Proceeds from the notes — along with those from a €350 million, seven-year term loan — will be used for general corporate purposes, including the payment of dividends.
Price talk on the loans is E+275-300, with a 0.5% Euribor floor and original issue discount, or OID, of 99, suggesting a yield to maturity of 3.46%-3.72%.
The new non-call two bonds will slip between the borrower's 2.125% notes due November 2025 and 2.875% notes due May 2026. Those closed last night at 96 yielding 2.98%, and at 98.08 yielding 3.26%, respectively, according to S&P Global Market Intelligence.
The 2026 bonds mark its last visit to market, in April 2019.
Leads are guiding investors to expect ratings of BB/Ba3/BB+ and issue ratings of BB+/Ba2/BBB-.

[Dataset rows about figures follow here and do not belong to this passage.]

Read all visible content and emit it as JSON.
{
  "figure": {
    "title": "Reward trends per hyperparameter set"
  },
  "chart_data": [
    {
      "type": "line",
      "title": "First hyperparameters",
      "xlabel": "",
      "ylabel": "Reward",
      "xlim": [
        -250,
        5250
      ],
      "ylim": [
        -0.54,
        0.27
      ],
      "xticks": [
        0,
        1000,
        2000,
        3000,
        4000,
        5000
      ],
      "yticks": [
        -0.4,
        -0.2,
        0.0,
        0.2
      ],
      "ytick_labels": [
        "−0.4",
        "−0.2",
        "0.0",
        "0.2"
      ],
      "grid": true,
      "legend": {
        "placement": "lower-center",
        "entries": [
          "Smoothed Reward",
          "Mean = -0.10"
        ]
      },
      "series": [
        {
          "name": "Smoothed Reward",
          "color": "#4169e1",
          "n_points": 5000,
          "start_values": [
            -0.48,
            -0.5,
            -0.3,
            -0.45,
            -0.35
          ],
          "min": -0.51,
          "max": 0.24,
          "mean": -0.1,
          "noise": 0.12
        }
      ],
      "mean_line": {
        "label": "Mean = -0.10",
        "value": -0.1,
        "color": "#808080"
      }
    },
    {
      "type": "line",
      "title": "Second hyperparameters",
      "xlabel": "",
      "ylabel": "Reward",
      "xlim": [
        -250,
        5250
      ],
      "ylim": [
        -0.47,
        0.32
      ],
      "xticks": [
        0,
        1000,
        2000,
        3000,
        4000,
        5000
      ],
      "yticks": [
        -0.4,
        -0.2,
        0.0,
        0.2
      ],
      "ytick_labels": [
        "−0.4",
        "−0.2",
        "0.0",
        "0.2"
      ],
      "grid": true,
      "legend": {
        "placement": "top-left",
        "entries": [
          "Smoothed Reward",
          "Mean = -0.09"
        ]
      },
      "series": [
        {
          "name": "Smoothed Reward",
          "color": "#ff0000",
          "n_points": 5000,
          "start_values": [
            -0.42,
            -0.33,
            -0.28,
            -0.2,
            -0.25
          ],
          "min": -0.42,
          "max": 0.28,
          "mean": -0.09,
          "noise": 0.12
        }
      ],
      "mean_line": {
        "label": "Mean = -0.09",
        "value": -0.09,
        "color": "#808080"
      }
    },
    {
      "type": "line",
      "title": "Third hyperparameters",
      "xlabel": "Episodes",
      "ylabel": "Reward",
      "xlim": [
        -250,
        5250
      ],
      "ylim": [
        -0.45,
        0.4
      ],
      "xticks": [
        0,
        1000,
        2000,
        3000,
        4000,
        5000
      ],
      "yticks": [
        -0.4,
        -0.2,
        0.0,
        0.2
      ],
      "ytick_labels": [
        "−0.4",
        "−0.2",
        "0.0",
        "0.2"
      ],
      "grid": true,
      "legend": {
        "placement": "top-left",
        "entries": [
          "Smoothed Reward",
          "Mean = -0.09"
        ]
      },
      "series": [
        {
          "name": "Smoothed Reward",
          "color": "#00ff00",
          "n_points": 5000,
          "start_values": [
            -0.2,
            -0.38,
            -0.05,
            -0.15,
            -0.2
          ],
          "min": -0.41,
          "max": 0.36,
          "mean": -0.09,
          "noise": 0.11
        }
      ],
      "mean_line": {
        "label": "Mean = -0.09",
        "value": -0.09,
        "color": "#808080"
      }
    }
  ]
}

Ineos is part of the wider Ineos Group, which includes Styrolution, Inovyn and Enterprises. Among these entities, Ineos Styrolution agreed to a $4.5 billion multi-currency financing in August to support its acquisition of BP's petrochemical business, with a wider bond and loan syndication expected to launch shortly.
Ineos operates 32 manufacturing sites in six countries. It reported sales of roughly $13 billion in 2019.